富野氏が吠えていた(^_^)
 好きな監督ではあるし、氏が語ることは面白いものではある。
 持論を展開する気迫には圧倒されるが、論点を子細に見ていくと、やや的外れな部分も散見される。
 長いインタビューだが、読んでみる?
「お前らの作品は所詮コピーだ」――富野由悠季さん、プロ論を語る (1/5) – ITmedia News

 水彩絵の具や鉛筆、コンテ、油絵の具などで描いていた時代は、多様な描き方があったんです。だがCGを使って描き始めた時、みんな基本的にほとんど同じじゃない? 質感の違いを誰が突破してる? どこかのソフトメーカーが作ったものを使ってその上にぺたぺた貼り込みしているだけでしょ。

 キャラクターのことで言えば、みんなが好きなキャラを作って、それが全部売れているかというと、売れていないじゃない。それでもキャラクターを作ったと思っているのは、めでたいよね。それがクリエイティブなアートだとなぜ思うのか。それは今、みんながそういう言葉使いをしているだけ。

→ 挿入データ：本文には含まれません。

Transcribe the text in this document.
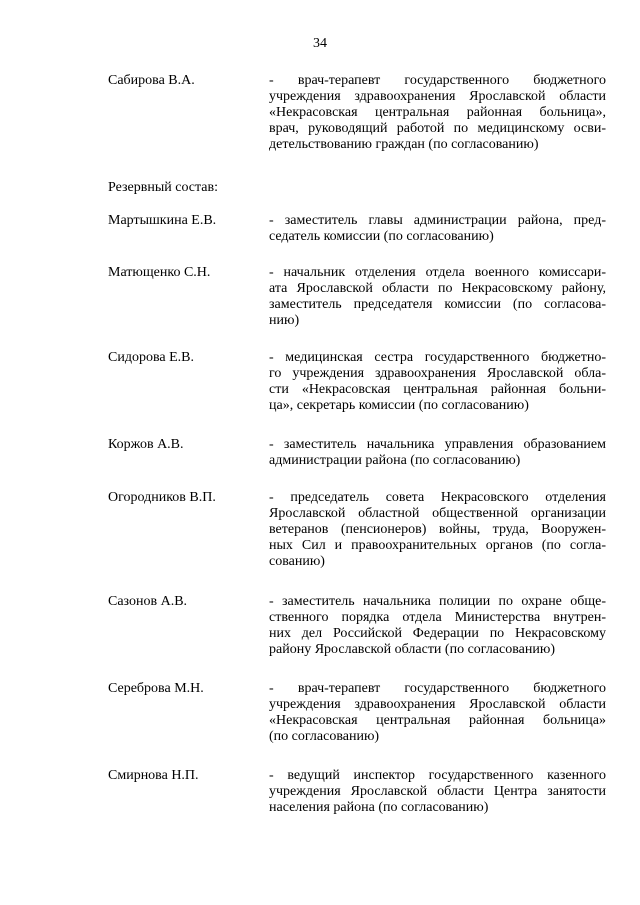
34
Сабирова В.А.	- врач-терапевт государственного бюджетного
учреждения здравоохранения Ярославской области
«Некрасовская центральная районная больница»,
врач, руководящий работой по медицинскому осви-
детельствованию граждан (по согласованию)
Резервный состав:
Мартышкина Е.В.	- заместитель главы администрации района, пред-
седатель комиссии (по согласованию)
Матющенко С.Н.	- начальник отделения отдела военного комиссари-
ата Ярославской области по Некрасовскому району,
заместитель председателя комиссии (по согласова-
нию)
Сидорова Е.В.	- медицинская сестра государственного бюджетно-
го учреждения здравоохранения Ярославской обла-
сти «Некрасовская центральная районная больни-
ца», секретарь комиссии (по согласованию)
Коржов А.В.	- заместитель начальника управления образованием
администрации района (по согласованию)
Огородников В.П.	- председатель совета Некрасовского отделения
Ярославской областной общественной организации
ветеранов (пенсионеров) войны, труда, Вооружен-
ных Сил и правоохранительных органов (по согла-
сованию)
Сазонов А.В.	- заместитель начальника полиции по охране обще-
ственного порядка отдела Министерства внутрен-
них дел Российской Федерации по Некрасовскому
району Ярославской области (по согласованию)
Сереброва М.Н.	- врач-терапевт государственного бюджетного
учреждения здравоохранения Ярославской области
«Некрасовская центральная районная больница»
(по согласованию)
Смирнова Н.П.	- ведущий инспектор государственного казенного
учреждения Ярославской области Центра занятости
населения района (по согласованию)
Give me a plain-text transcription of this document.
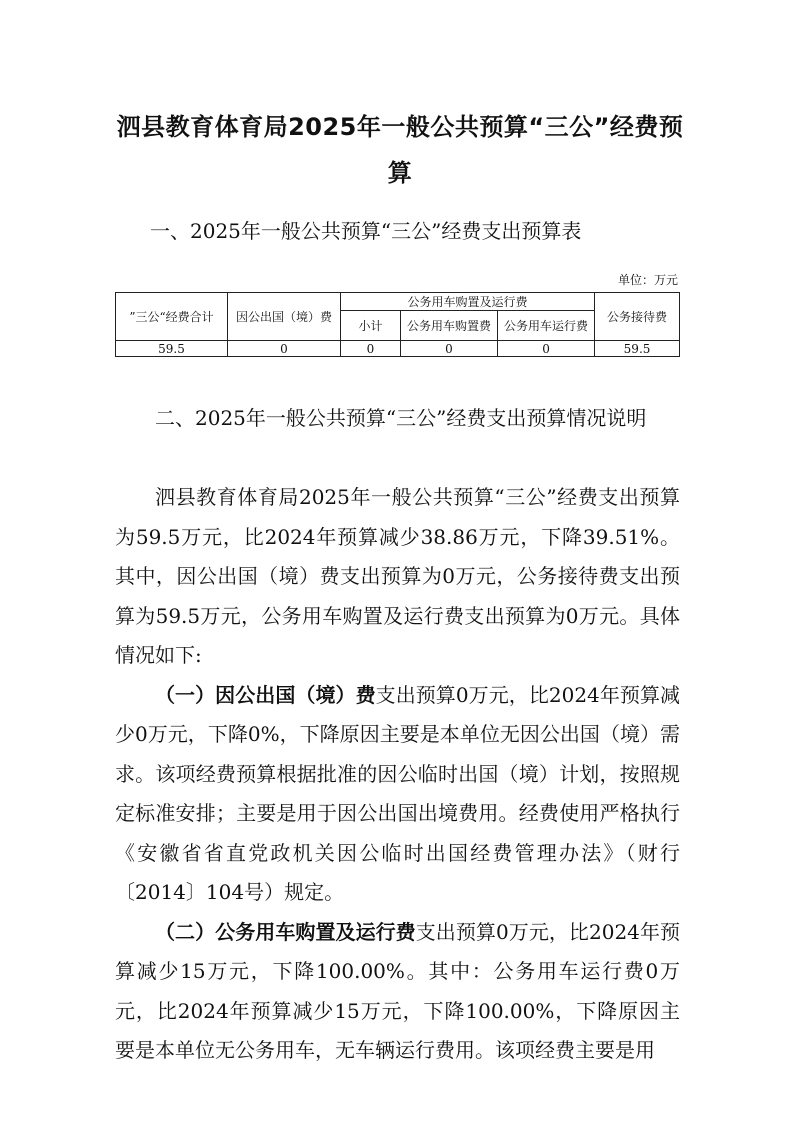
泗县教育体育局2025年一般公共预算“三公”经费预算
一、2025年一般公共预算“三公”经费支出预算表
单位：万元
”三公“经费合计	因公出国（境）费	公务用车购置及运行费			公务接待费
		小计	公务用车购置费	公务用车运行费	
59.5	0	0	0	0	59.5
二、2025年一般公共预算“三公”经费支出预算情况说明

泗县教育体育局2025年一般公共预算“三公”经费支出预算为59.5万元，比2024年预算减少38.86万元，下降39.51%。其中，因公出国（境）费支出预算为0万元，公务接待费支出预算为59.5万元，公务用车购置及运行费支出预算为0万元。具体情况如下:

（一）因公出国（境）费支出预算0万元，比2024年预算减少0万元，下降0%，下降原因主要是本单位无因公出国（境）需求。该项经费预算根据批准的因公临时出国（境）计划，按照规定标准安排；主要是用于因公出国出境费用。经费使用严格执行《安徽省省直党政机关因公临时出国经费管理办法》（财行〔2014〕104号）规定。

（二）公务用车购置及运行费支出预算0万元，比2024年预算减少15万元，下降100.00%。其中：公务用车运行费0万元，比2024年预算减少15万元，下降100.00%，下降原因主要是本单位无公务用车，无车辆运行费用。该项经费主要是用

 技術や言葉はとても恐いことがあって、自分はとても独自なことをやってるつもりでもほとんどコピー、まねのレベル。そこから抜け出すために……プロクリエイターになるにはどうするか。プロで重要なことは金もうけできるかどうか。食えないとしょうがないんだから。食えてなんぼ。

 揚げ足を取るわけではないが、たとえば上記の部分。
 手描きの絵とCGの対比を述べているが、一言にCGといっても多様である。絵の具の種類が多様にあり、どれを使うかによって画風も変わる。油絵といっても、様々な手法や流派がある。
 それと同じように、コンピュータを使って描く絵にも、様々なスタイルがある。ソフトによってできることが制約されるというのは事実だが、使い方は人それぞれ。ここでいっているのは、3DCGのことだと思われるが、モデリングの造形は作る人によってそれぞれだろう。
 所詮、絵の具もコンピュータも道具にすぎない。「質感」ということにこだわっているようだが、画家が絵筆や絵の具やキャンパスを自分で作るわけではなく、画材店で売っている既製品を買ってくるだけだ。違いは、どの画材を選ぶかだ。
 CGソフトを画材と考えれば、同じようなことだと思う。コンピュータの性能が低く、ソフトの機能も貧弱だった時代は、できることも貧弱だった。だが、現在では性能もよくなり機能も充実して自由度が高まっている。
 「手描き」ということにこだわるのなら、CGソフトに残された課題の一つだとは思う。2DCGであれば、かなり手描きの味を活かせるようになっているが、3Dではまだ制約が多い。しかし、それは技術的な問題であり、克服は可能だろう。

 別の例を挙げれば、写真はどうだろう?
 フィルムからデジタルに移行した時代だが、写真はすでにあるものをカメラで撮影するだけである。
 撮影者は、カメラを置いて対象物に向け、シャッターを切るだけ。
 対象物が風景、建物、オブジェ、人物という違いはあるが、対象物を自分で作ることはほとんどない。組み合わせることはあっても、それは誰かが作ったものであって、撮影者が作ったものではない。
 写真はクリエイティブではないのだろうか?
 それはそこにあるものを、ただ撮影してコピーしただけのものだろうか?
 カメラマンはクリエイターではないのだろうか?

 富野氏の論法でいけば、カメラマンは他人の製作物や自然にあるものを、ただコピーしているだけだということになる。ある場所、ある時間にカメラを置いてシャッターを切れば、誰が撮っても同じものが撮れる。そういう意味では、写真にはオリジナリティはなくなる。
 1から手作りするものだけが、クリエイティブなのだろうか?
 だとすれば、オリジナルの「質感」を出すためには、絵筆、絵の具、キャンパスから自分で作らなければ、オリジナリティのある質感にはならないのではないか?
 問題の本質は、道具や手法ではないと思うのだ。

「食えないとしょうがないんだから。食えてなんぼ」
 ……ということに関していえば、末端の動画アニメーターは、薄給で食えない人が多いわけだから、彼らはプロとはいえないことになる。私が動画アニメーターを辞めたのも、食えなかったからだ(^_^;
 アニメの制作現場で、クリエイターといえるのは、ごく一部の人たちだけだ。分業化が進んでいて、作業工程の歯車と化していることを考えれば、名前すら出てこない多くの人たちはクリエイターではないといってることになる。
 富野氏は、制作チームの中の各部署のトップに立て……といってるのだろう。それがクリエイターだと。
 たしかに、そのとおりではあるのだが……。